The provision would keep the president of the court and its 10 most senior judges, but remove more junior members, and the 11th in seniority - the first who would be forced off the bench - is el-Gebali.

“She makes no secret of her concern about the rise of the Islamists, and Islamists have come to see her as a justice who rules on the basis of her political preferences,” said Nathan Brown, a scholar of the Egyptian legal system at George Washington University. “If the constitution is passed and goes into effect, she will lose her position on the bench immediately because of a clause that seems designed with one purpose in mind: to dismiss her.”

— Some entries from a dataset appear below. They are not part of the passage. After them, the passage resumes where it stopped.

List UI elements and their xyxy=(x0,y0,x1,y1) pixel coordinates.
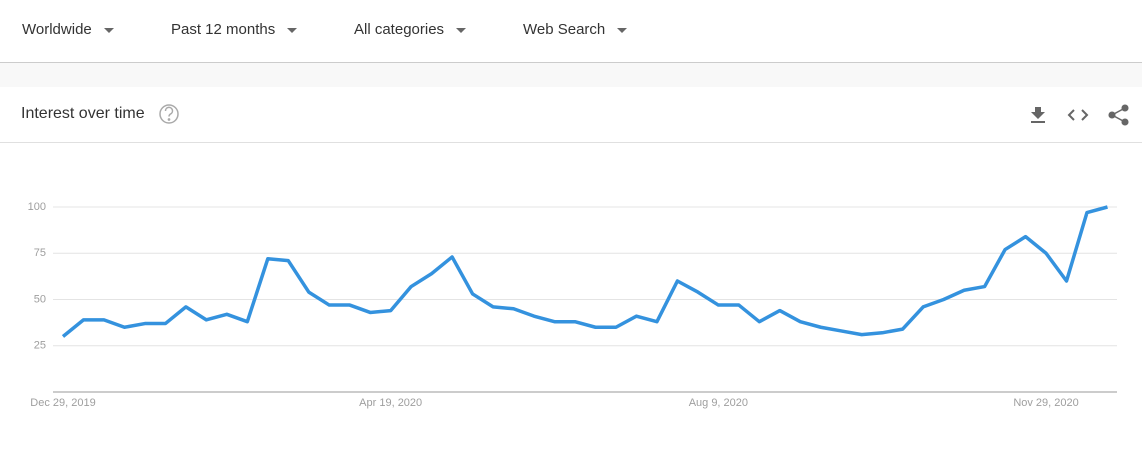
x-tick-label: Nov 29, 2020 xyxy=(1013,397,1078,409)
toolbar: Worldwide Past 12 months All categories … xyxy=(0,0,1142,63)
header-divider xyxy=(0,142,1142,143)
region-dropdown[interactable]: Worldwide xyxy=(22,21,114,38)
y-tick-label: 25 xyxy=(34,340,46,352)
card-title: Interest over time xyxy=(21,105,145,122)
search-type-dropdown[interactable]: Web Search xyxy=(523,21,627,38)
y-tick-label: 75 xyxy=(34,247,46,259)
trend-line xyxy=(61,205,1108,338)
x-tick-label: Apr 19, 2020 xyxy=(359,397,422,409)
y-tick-label: 100 xyxy=(28,201,46,213)
separator-band xyxy=(0,63,1142,87)
category-dropdown[interactable]: All categories xyxy=(354,21,466,38)
x-tick-label: Aug 9, 2020 xyxy=(689,397,748,409)
y-tick-label: 50 xyxy=(34,293,46,305)
time-dropdown[interactable]: Past 12 months xyxy=(171,21,297,38)
x-tick-label: Dec 29, 2019 xyxy=(30,397,95,409)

A report from the international group Human Rights Watch calls the draft constitution “mixed” in its protection of human rights, with some possible provisions undermining broad protections. But secular groups called for a march on Sunday to demand that the president cancel the draft, charging that it would “restrict the political, civil, economic and social rights and freedoms of Egyptians.”

The groups said it “expresses the vision of one party,” the Islamists.

It is unclear when the constitutional court might resume its work or issue a decision. As of Sunday evening, small groups of Islamists had set up tents and appeared prepared to sleep outside on the courthouse lawn, overlooking the Nile River.

Information for this article was contributed by David D. Kirkpatrick and Mayy El Sheikh of The New York Times; and by Hamza Hendawi of The Associated Press.